Let's say for the sake of argument that you're 40 years old and you buy a Leica expecting it to be useful to you when you're 65 years old. There is virtually no chance that you will be able to use the camera, except maybe getting it to turn on as a curiosity at a museum.
1) The memory cards and related computer readers will be totally obsolete and unavailable.
2) The DNG and JPG formats will be long gone.
3) The batteries will no longer be made, although there may be a hobbyist market that rebuilds old batteries for a high price.
4) The ENTIRE PARADIGM of storing still images on a memory device, downloading to a computer and manipulating the images will be gone, replaced by something we cannot imagine today. Doing so will seem laughable to the people living in the future.
5) Computers, needed to view and manipulate digital files, will no longer exist as we know them today.

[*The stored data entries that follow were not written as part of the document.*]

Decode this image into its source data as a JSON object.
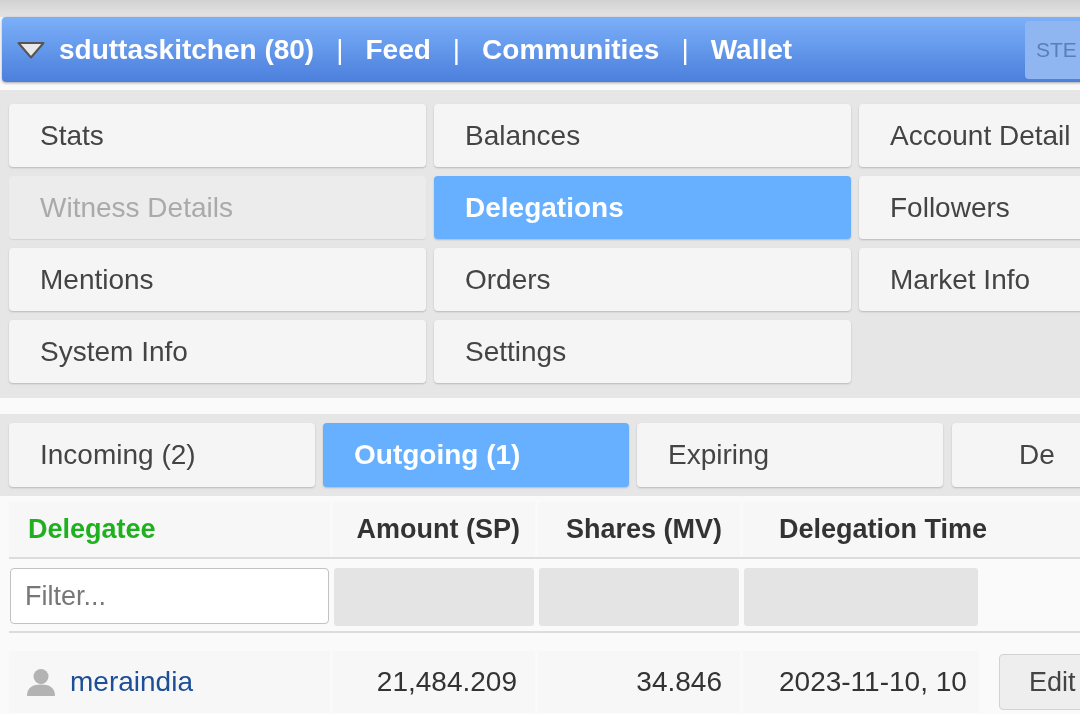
{
  "top_bar": {
    "nav": [
      {
        "kind": "account",
        "label": "sduttaskitchen (80)"
      },
      {
        "kind": "separator",
        "label": "|"
      },
      {
        "kind": "link",
        "label": "Feed"
      },
      {
        "kind": "separator",
        "label": "|"
      },
      {
        "kind": "link",
        "label": "Communities"
      },
      {
        "kind": "separator",
        "label": "|"
      },
      {
        "kind": "link",
        "label": "Wallet"
      }
    ],
    "side_button": {
      "label": "STE"
    }
  },
  "menu": {
    "items": [
      {
        "label": "Stats",
        "selected": false,
        "disabled": false
      },
      {
        "label": "Balances",
        "selected": false,
        "disabled": false
      },
      {
        "label": "Account Detail",
        "selected": false,
        "disabled": false
      },
      {
        "label": "Witness Details",
        "selected": false,
        "disabled": true
      },
      {
        "label": "Delegations",
        "selected": true,
        "disabled": false
      },
      {
        "label": "Followers",
        "selected": false,
        "disabled": false
      },
      {
        "label": "Mentions",
        "selected": false,
        "disabled": false
      },
      {
        "label": "Orders",
        "selected": false,
        "disabled": false
      },
      {
        "label": "Market Info",
        "selected": false,
        "disabled": false
      },
      {
        "label": "System Info",
        "selected": false,
        "disabled": false
      },
      {
        "label": "Settings",
        "selected": false,
        "disabled": false
      }
    ]
  },
  "tabs": [
    {
      "label": "Incoming (2)",
      "selected": false
    },
    {
      "label": "Outgoing (1)",
      "selected": true
    },
    {
      "label": "Expiring",
      "selected": false
    },
    {
      "label": "De",
      "selected": false
    }
  ],
  "table": {
    "columns": [
      {
        "label": "Delegatee",
        "sorted": true
      },
      {
        "label": "Amount (SP)",
        "sorted": false
      },
      {
        "label": "Shares (MV)",
        "sorted": false
      },
      {
        "label": "Delegation Time",
        "sorted": false
      }
    ],
    "filter": {
      "placeholder": "Filter..."
    },
    "rows": [
      {
        "delegatee": "meraindia",
        "amount": "21,484.209",
        "shares": "34.846",
        "time": "2023-11-10, 10",
        "action": "Edit"
      }
    ]
  }
}
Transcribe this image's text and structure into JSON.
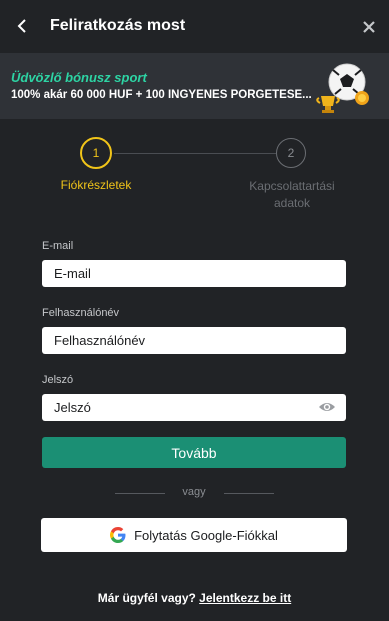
{
  "header": {
    "title": "Feliratkozás most",
    "back_icon": "chevron-left-icon",
    "close_icon": "close-icon"
  },
  "promo": {
    "title": "Üdvözlő bónusz sport",
    "subtitle": "100% akár 60 000 HUF + 100 INGYENES PÖRGETÉSE...",
    "image": "soccer-ball-trophy-illustration"
  },
  "stepper": {
    "steps": [
      {
        "number": "1",
        "label": "Fiókrészletek",
        "active": true
      },
      {
        "number": "2",
        "label": "Kapcsolattartási adatok",
        "active": false
      }
    ]
  },
  "form": {
    "email": {
      "label": "E-mail",
      "placeholder": "E-mail"
    },
    "username": {
      "label": "Felhasználónév",
      "placeholder": "Felhasználónév"
    },
    "password": {
      "label": "Jelszó",
      "placeholder": "Jelszó",
      "toggle_icon": "eye-icon"
    },
    "continue_label": "Tovább"
  },
  "divider": {
    "text": "vagy"
  },
  "google": {
    "label": "Folytatás Google-Fiókkal",
    "icon": "google-icon"
  },
  "footer": {
    "prompt": "Már ügyfél vagy?",
    "login_link": "Jelentkezz be itt"
  },
  "colors": {
    "background": "#212326",
    "promo_background": "#2f3237",
    "accent_green": "#2dd4a4",
    "button_green": "#1b8f74",
    "active_step": "#f0c419"
  }
}
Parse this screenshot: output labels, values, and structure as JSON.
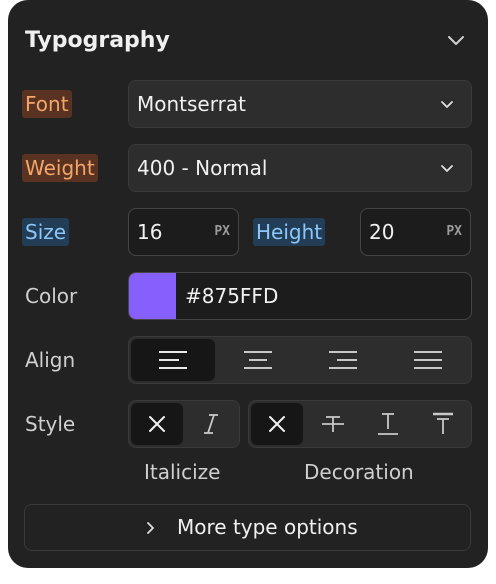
{
  "panel": {
    "title": "Typography",
    "collapse_icon": "chevron-down-icon"
  },
  "font": {
    "label": "Font",
    "value": "Montserrat"
  },
  "weight": {
    "label": "Weight",
    "value": "400 - Normal"
  },
  "size": {
    "label": "Size",
    "value": "16",
    "unit": "PX"
  },
  "height": {
    "label": "Height",
    "value": "20",
    "unit": "PX"
  },
  "color": {
    "label": "Color",
    "value": "#875FFD",
    "swatch": "#875FFD"
  },
  "align": {
    "label": "Align",
    "options": [
      "align-left-icon",
      "align-center-icon",
      "align-right-icon",
      "align-justify-icon"
    ],
    "selected": "align-left-icon"
  },
  "style": {
    "label": "Style",
    "italicize": {
      "caption": "Italicize",
      "options": [
        "none-x-icon",
        "italic-icon"
      ],
      "selected": "none-x-icon"
    },
    "decoration": {
      "caption": "Decoration",
      "options": [
        "none-x-icon",
        "strikethrough-icon",
        "underline-icon",
        "overline-icon"
      ],
      "selected": "none-x-icon"
    }
  },
  "more": {
    "label": "More type options",
    "icon": "chevron-right-icon"
  },
  "colors": {
    "panel_bg": "#222222",
    "label_orange": "#F2A76A",
    "label_blue": "#8EC7F7",
    "accent": "#875FFD"
  }
}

6) Speculating a little, with the advent of "cloud computing", tightly controlled "apps", etc, etc, the whole ability to do as you please online and with your computing device will be gone. Governments will have become more totalitarian and may outlaw owning independent computing devices that are not "closed", or even outlaw creation of many types of images. (the world may not even exist, after the next thermonuclear war). There will likely be "big brother" like censorship of images and thoughts, with only politically correct and "approved" concepts and images allowed to be stored. All this is not in the realm of science fiction, they are starting down this road already. People alive now in 2012 don't have the ability to think independently and freely as people 100 years ago, and most don't even realize it, it seems "normal" to them, so deeply are they programmed. Any deviation from approved thoughts brings howls of vitriolic protests.
"Lifetime cameras" are a ludicrous fantasy.